Wicked weather

Published 12:29 am Saturday, September 27, 2008

Ominous-looking clouds rolled through the area on Friday, prompting the National Weather Service to issue three separate tornado warnings and most schools to launch tornado drills.

At 10:59 a.m. Friday, the National Weather Service in Wakefield issued a tornado warning for south central Southampton County, and for western Hertford County and northeastern Northampton County, N.C.

The tornado warning, which expired at 11:45 a.m., was issued after local law enforcement spotted a tornado 13 miles south of Murfreesboro, N.C., near the town of Aulander, N.C. The tornado was reported moving north, toward Virginia, at 25 mph.

By noon, the weather service reported that a severe thunderstorm, capable of producing a tornado, was on Doppler radar near Newsoms. The storm was headed north at 24 mph.
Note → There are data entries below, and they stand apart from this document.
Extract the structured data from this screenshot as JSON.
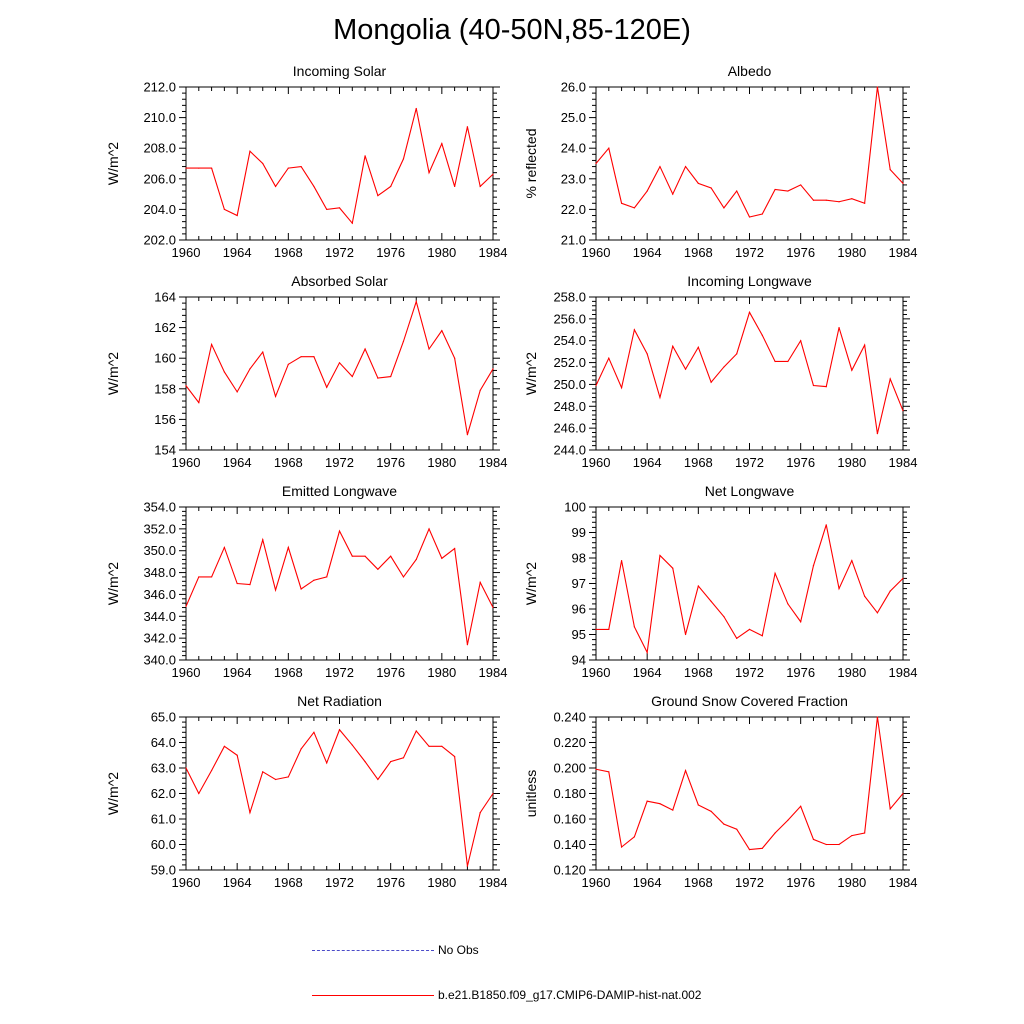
{
  "title": "Mongolia (40-50N,85-120E)",
  "legend": [
    {
      "label": "No Obs",
      "style": "dash",
      "color": "#4a4ac8"
    },
    {
      "label": "b.e21.B1850.f09_g17.CMIP6-DAMIP-hist-nat.002",
      "style": "solid",
      "color": "#ff0000"
    }
  ],
  "chart_data": [
    {
      "type": "line",
      "title": "Incoming Solar",
      "ylabel": "W/m^2",
      "xlim": [
        1960,
        1984
      ],
      "xticks": [
        "1960",
        "1964",
        "1968",
        "1972",
        "1976",
        "1980",
        "1984"
      ],
      "ylim": [
        202,
        212
      ],
      "yticks": [
        "202.0",
        "204.0",
        "206.0",
        "208.0",
        "210.0",
        "212.0"
      ],
      "color": "#ff0000",
      "x": [
        1960,
        1961,
        1962,
        1963,
        1964,
        1965,
        1966,
        1967,
        1968,
        1969,
        1970,
        1971,
        1972,
        1973,
        1974,
        1975,
        1976,
        1977,
        1978,
        1979,
        1980,
        1981,
        1982,
        1983,
        1984
      ],
      "values": [
        206.7,
        206.7,
        206.7,
        204.0,
        203.6,
        207.8,
        207.0,
        205.5,
        206.7,
        206.8,
        205.5,
        204.0,
        204.1,
        203.1,
        207.5,
        204.9,
        205.5,
        207.3,
        210.6,
        206.4,
        208.3,
        205.5,
        209.4,
        205.5,
        206.3
      ]
    },
    {
      "type": "line",
      "title": "Albedo",
      "ylabel": "% reflected",
      "xlim": [
        1960,
        1984
      ],
      "xticks": [
        "1960",
        "1964",
        "1968",
        "1972",
        "1976",
        "1980",
        "1984"
      ],
      "ylim": [
        21,
        26
      ],
      "yticks": [
        "21.0",
        "22.0",
        "23.0",
        "24.0",
        "25.0",
        "26.0"
      ],
      "color": "#ff0000",
      "x": [
        1960,
        1961,
        1962,
        1963,
        1964,
        1965,
        1966,
        1967,
        1968,
        1969,
        1970,
        1971,
        1972,
        1973,
        1974,
        1975,
        1976,
        1977,
        1978,
        1979,
        1980,
        1981,
        1982,
        1983,
        1984
      ],
      "values": [
        23.5,
        24.0,
        22.2,
        22.05,
        22.6,
        23.4,
        22.5,
        23.4,
        22.85,
        22.7,
        22.05,
        22.6,
        21.75,
        21.85,
        22.65,
        22.6,
        22.8,
        22.3,
        22.3,
        22.25,
        22.35,
        22.2,
        26.0,
        23.3,
        22.85
      ]
    },
    {
      "type": "line",
      "title": "Absorbed Solar",
      "ylabel": "W/m^2",
      "xlim": [
        1960,
        1984
      ],
      "xticks": [
        "1960",
        "1964",
        "1968",
        "1972",
        "1976",
        "1980",
        "1984"
      ],
      "ylim": [
        154,
        164
      ],
      "yticks": [
        "154",
        "156",
        "158",
        "160",
        "162",
        "164"
      ],
      "color": "#ff0000",
      "x": [
        1960,
        1961,
        1962,
        1963,
        1964,
        1965,
        1966,
        1967,
        1968,
        1969,
        1970,
        1971,
        1972,
        1973,
        1974,
        1975,
        1976,
        1977,
        1978,
        1979,
        1980,
        1981,
        1982,
        1983,
        1984
      ],
      "values": [
        158.2,
        157.1,
        160.9,
        159.1,
        157.8,
        159.3,
        160.4,
        157.5,
        159.6,
        160.1,
        160.1,
        158.1,
        159.7,
        158.8,
        160.6,
        158.7,
        158.8,
        161.1,
        163.7,
        160.6,
        161.8,
        160.0,
        155.0,
        157.9,
        159.3
      ]
    },
    {
      "type": "line",
      "title": "Incoming Longwave",
      "ylabel": "W/m^2",
      "xlim": [
        1960,
        1984
      ],
      "xticks": [
        "1960",
        "1964",
        "1968",
        "1972",
        "1976",
        "1980",
        "1984"
      ],
      "ylim": [
        244,
        258
      ],
      "yticks": [
        "244.0",
        "246.0",
        "248.0",
        "250.0",
        "252.0",
        "254.0",
        "256.0",
        "258.0"
      ],
      "color": "#ff0000",
      "x": [
        1960,
        1961,
        1962,
        1963,
        1964,
        1965,
        1966,
        1967,
        1968,
        1969,
        1970,
        1971,
        1972,
        1973,
        1974,
        1975,
        1976,
        1977,
        1978,
        1979,
        1980,
        1981,
        1982,
        1983,
        1984
      ],
      "values": [
        249.9,
        252.4,
        249.7,
        255.0,
        252.8,
        248.8,
        253.5,
        251.4,
        253.4,
        250.2,
        251.6,
        252.8,
        256.6,
        254.5,
        252.1,
        252.1,
        254.0,
        249.9,
        249.8,
        255.2,
        251.3,
        253.6,
        245.5,
        250.5,
        247.6
      ]
    },
    {
      "type": "line",
      "title": "Emitted Longwave",
      "ylabel": "W/m^2",
      "xlim": [
        1960,
        1984
      ],
      "xticks": [
        "1960",
        "1964",
        "1968",
        "1972",
        "1976",
        "1980",
        "1984"
      ],
      "ylim": [
        340,
        354
      ],
      "yticks": [
        "340.0",
        "342.0",
        "344.0",
        "346.0",
        "348.0",
        "350.0",
        "352.0",
        "354.0"
      ],
      "color": "#ff0000",
      "x": [
        1960,
        1961,
        1962,
        1963,
        1964,
        1965,
        1966,
        1967,
        1968,
        1969,
        1970,
        1971,
        1972,
        1973,
        1974,
        1975,
        1976,
        1977,
        1978,
        1979,
        1980,
        1981,
        1982,
        1983,
        1984
      ],
      "values": [
        344.9,
        347.6,
        347.6,
        350.3,
        347.0,
        346.9,
        351.0,
        346.4,
        350.3,
        346.5,
        347.3,
        347.6,
        351.8,
        349.5,
        349.5,
        348.3,
        349.5,
        347.6,
        349.2,
        352.0,
        349.3,
        350.2,
        341.4,
        347.1,
        344.8
      ]
    },
    {
      "type": "line",
      "title": "Net Longwave",
      "ylabel": "W/m^2",
      "xlim": [
        1960,
        1984
      ],
      "xticks": [
        "1960",
        "1964",
        "1968",
        "1972",
        "1976",
        "1980",
        "1984"
      ],
      "ylim": [
        94,
        100
      ],
      "yticks": [
        "94",
        "95",
        "96",
        "97",
        "98",
        "99",
        "100"
      ],
      "color": "#ff0000",
      "x": [
        1960,
        1961,
        1962,
        1963,
        1964,
        1965,
        1966,
        1967,
        1968,
        1969,
        1970,
        1971,
        1972,
        1973,
        1974,
        1975,
        1976,
        1977,
        1978,
        1979,
        1980,
        1981,
        1982,
        1983,
        1984
      ],
      "values": [
        95.2,
        95.2,
        97.9,
        95.3,
        94.3,
        98.1,
        97.6,
        95.0,
        96.9,
        96.3,
        95.7,
        94.85,
        95.2,
        94.95,
        97.4,
        96.2,
        95.5,
        97.7,
        99.3,
        96.8,
        97.9,
        96.5,
        95.85,
        96.7,
        97.2
      ]
    },
    {
      "type": "line",
      "title": "Net Radiation",
      "ylabel": "W/m^2",
      "xlim": [
        1960,
        1984
      ],
      "xticks": [
        "1960",
        "1964",
        "1968",
        "1972",
        "1976",
        "1980",
        "1984"
      ],
      "ylim": [
        59,
        65
      ],
      "yticks": [
        "59.0",
        "60.0",
        "61.0",
        "62.0",
        "63.0",
        "64.0",
        "65.0"
      ],
      "color": "#ff0000",
      "x": [
        1960,
        1961,
        1962,
        1963,
        1964,
        1965,
        1966,
        1967,
        1968,
        1969,
        1970,
        1971,
        1972,
        1973,
        1974,
        1975,
        1976,
        1977,
        1978,
        1979,
        1980,
        1981,
        1982,
        1983,
        1984
      ],
      "values": [
        63.0,
        62.0,
        62.9,
        63.85,
        63.5,
        61.25,
        62.85,
        62.55,
        62.65,
        63.75,
        64.4,
        63.2,
        64.5,
        63.9,
        63.25,
        62.55,
        63.25,
        63.4,
        64.45,
        63.85,
        63.85,
        63.45,
        59.15,
        61.25,
        62.0
      ]
    },
    {
      "type": "line",
      "title": "Ground Snow Covered Fraction",
      "ylabel": "unitless",
      "xlim": [
        1960,
        1984
      ],
      "xticks": [
        "1960",
        "1964",
        "1968",
        "1972",
        "1976",
        "1980",
        "1984"
      ],
      "ylim": [
        0.12,
        0.24
      ],
      "yticks": [
        "0.120",
        "0.140",
        "0.160",
        "0.180",
        "0.200",
        "0.220",
        "0.240"
      ],
      "color": "#ff0000",
      "x": [
        1960,
        1961,
        1962,
        1963,
        1964,
        1965,
        1966,
        1967,
        1968,
        1969,
        1970,
        1971,
        1972,
        1973,
        1974,
        1975,
        1976,
        1977,
        1978,
        1979,
        1980,
        1981,
        1982,
        1983,
        1984
      ],
      "values": [
        0.199,
        0.197,
        0.138,
        0.146,
        0.174,
        0.172,
        0.167,
        0.198,
        0.171,
        0.166,
        0.156,
        0.152,
        0.136,
        0.137,
        0.149,
        0.159,
        0.17,
        0.144,
        0.14,
        0.14,
        0.147,
        0.149,
        0.24,
        0.168,
        0.18
      ]
    }
  ]
}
Five minutes later, a second tornado warning went into effect for Franklin, southwestern Isle of Wight County and eastern Southampton County. The warning expired at 12:45 p.m.
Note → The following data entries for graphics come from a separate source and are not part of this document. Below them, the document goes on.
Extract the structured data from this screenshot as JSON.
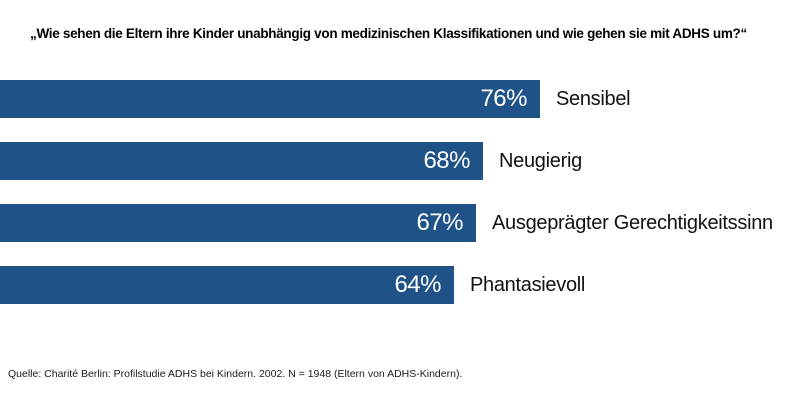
{
  "chart_data": {
    "type": "bar",
    "orientation": "horizontal",
    "title": "„Wie sehen die Eltern ihre Kinder unabhängig von medizinischen Klassifikationen und wie gehen sie mit ADHS um?“",
    "categories": [
      "Sensibel",
      "Neugierig",
      "Ausgeprägter Gerechtigkeitssinn",
      "Phantasievoll"
    ],
    "values": [
      76,
      68,
      67,
      64
    ],
    "value_labels": [
      "76%",
      "68%",
      "67%",
      "64%"
    ],
    "value_suffix": "%",
    "bar_color": "#1f5287",
    "value_label_color": "#ffffff",
    "category_label_color": "#111111",
    "xlim": [
      0,
      112
    ],
    "axis_hidden": true,
    "grid": false,
    "legend": false,
    "source": "Quelle: Charité Berlin: Profilstudie ADHS bei Kindern. 2002. N = 1948 (Eltern von ADHS-Kindern)."
  }
}
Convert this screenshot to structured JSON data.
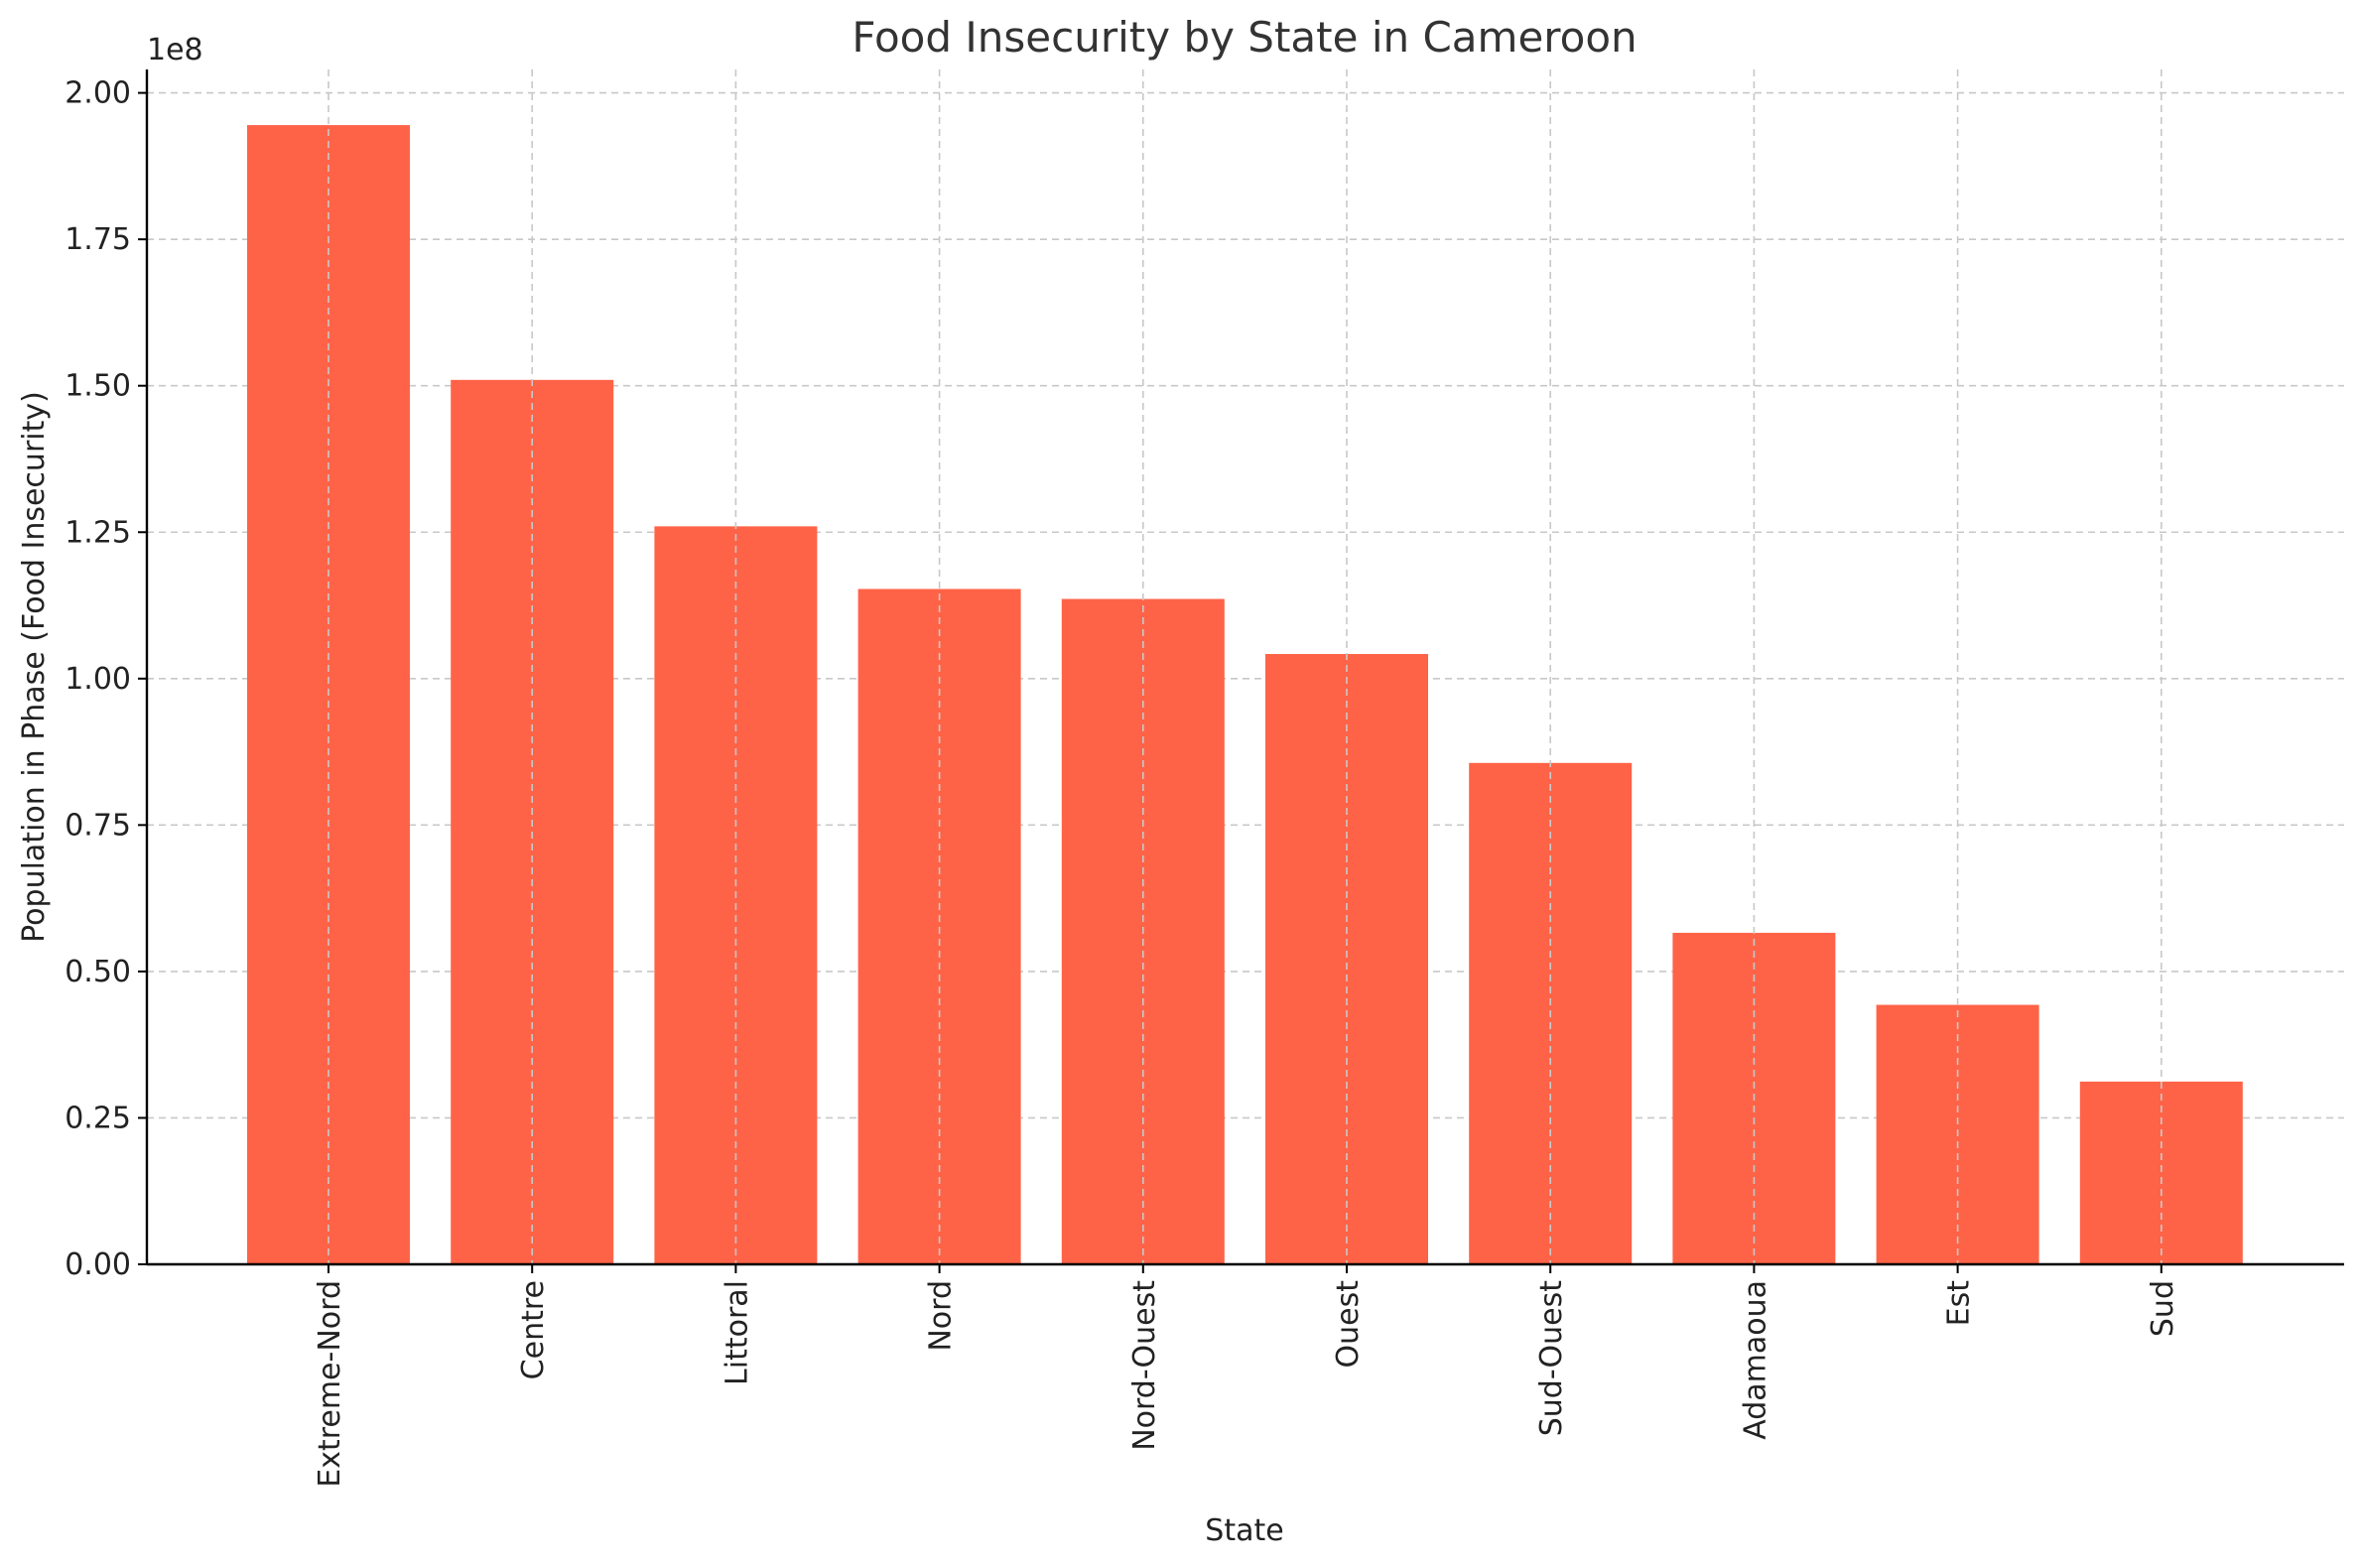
{
  "chart_data": {
    "type": "bar",
    "title": "Food Insecurity by State in Cameroon",
    "xlabel": "State",
    "ylabel": "Population in Phase (Food Insecurity)",
    "offset_text": "1e8",
    "categories": [
      "Extreme-Nord",
      "Centre",
      "Littoral",
      "Nord",
      "Nord-Ouest",
      "Ouest",
      "Sud-Ouest",
      "Adamaoua",
      "Est",
      "Sud"
    ],
    "values": [
      194500000,
      151000000,
      126000000,
      115300000,
      113600000,
      104200000,
      85600000,
      56600000,
      44300000,
      31200000
    ],
    "ylim": [
      0,
      204000000
    ],
    "y_ticks": [
      0,
      25000000,
      50000000,
      75000000,
      100000000,
      125000000,
      150000000,
      175000000,
      200000000
    ],
    "y_tick_labels": [
      "0.00",
      "0.25",
      "0.50",
      "0.75",
      "1.00",
      "1.25",
      "1.50",
      "1.75",
      "2.00"
    ],
    "grid": true,
    "bar_color": "#ff6347"
  }
}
A third tornado warning was issued at 1:59 p.m. for eastern Prince George, northwestern Surry, and northeastern Sussex counties, but was cancelled at 2:34 p.m. after the storm weakened.
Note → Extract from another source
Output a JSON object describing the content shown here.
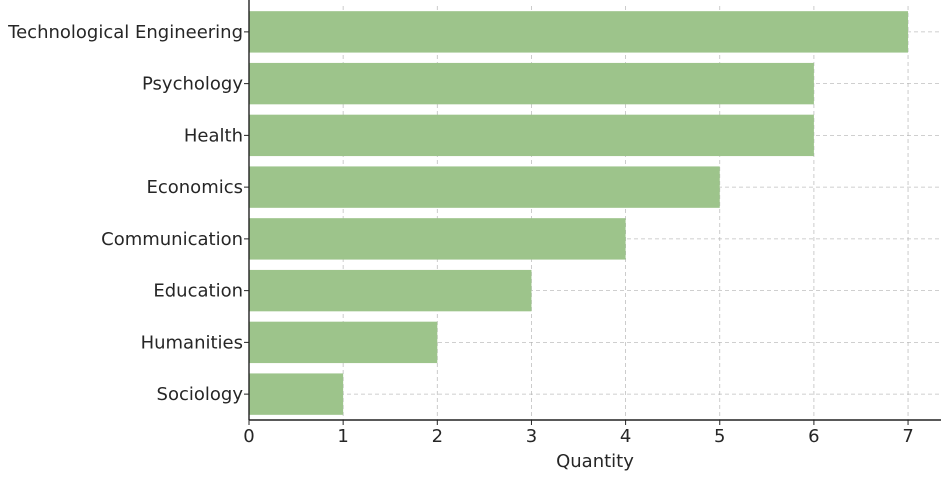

Jessica Gibbs, a 17-year-old senior at Southampton Academy in Courtland, said there were two tornado drills at the school Friday — the first was during second period at about 11:30 a.m., and the second about an hour later, during third period.

“I was in my yearbook class,” Gibbs said. “We were in a doublewide trailer. Our teacher came in and told us the weather was bad. Then the intercom came on and told us to go into our tornado drill.”

Gibbs said she and other students went into the building and waited in a classroom. After a half-hour had passed, “the intercom came back on and told us to go back to class,” Gibbs said.

But about 30 minutes later, the school initiated a second tornado drill.

“I was meeting with my guidance counselor,” Gibbs said. “The second drill started and I went to the ‘Bat Cave,’” a room inside the school with brick walls and no windows. “I got 10 text messages from people — some of them said ‘Aaaah! You’re gonna die!’ One of my friends was hiding under the librarian’s desk, crying.”

Gibbs said she and other students in the “Bat Cave” could hear the rain and the wind whipping outside, but nothing else. About 15-20 minutes later, the second tornado drill was over.

“The courtyard was flooded,” Gibbs said. “There was about a foot of water in there.”

Mercer Neale, the school’s headmaster, confirmed that there were two tornado drills. “The kids were great,” he said. “They were very cooperative.”

Charles Turner, the superintendent of Southampton County’s schools, said that all of the schools in the district also had tornado drills on Friday.

In Isle of Wight County, one school, Windsor Middle, went into a full tornado drill at about 12:15 p.m., according to Katherine Goff, the county school district’s public information officer. Three other schools in the district — Carrsville Elementary, Windsor Elementary, and Windsor High School —monitored the weather situation closely.

“They kept in contact with the county’s emergency services,” said Goff. “Everyone was in place and ready to put a (tornado) drill into place. They made sure all of the kids were in the building. The high school held buses until the warning was lifted.”

Isle of Wight Academy also conducted a tornado drill Friday, from 12:10 to 12:50 p.m., according to the school’s headmaster, Ben Vaughan.

The students “executed the plan very well,” said Vaughan. “We were pleased with the way it went today.”

The Childen’s Center in Franklin also held a tornado drill, taking kids there to a safe area of the building until the warning expired.

Franklin City Schools were prepared to do a tornado drill, if needed, too.

“We had all of our schools on alert,” said Rick Clemons, assistant superintendent. “Students in the modulars at Joseph P. King Middle School and S.P. Morton Elementary were moved into the buildings. We were in constant contact with building level administrators.”

Chuck Penn, a spokesman with Dominion Power, said that there were no reports of downed power lines or people without electric service in Southampton or Isle of Wight counties, or in Franklin.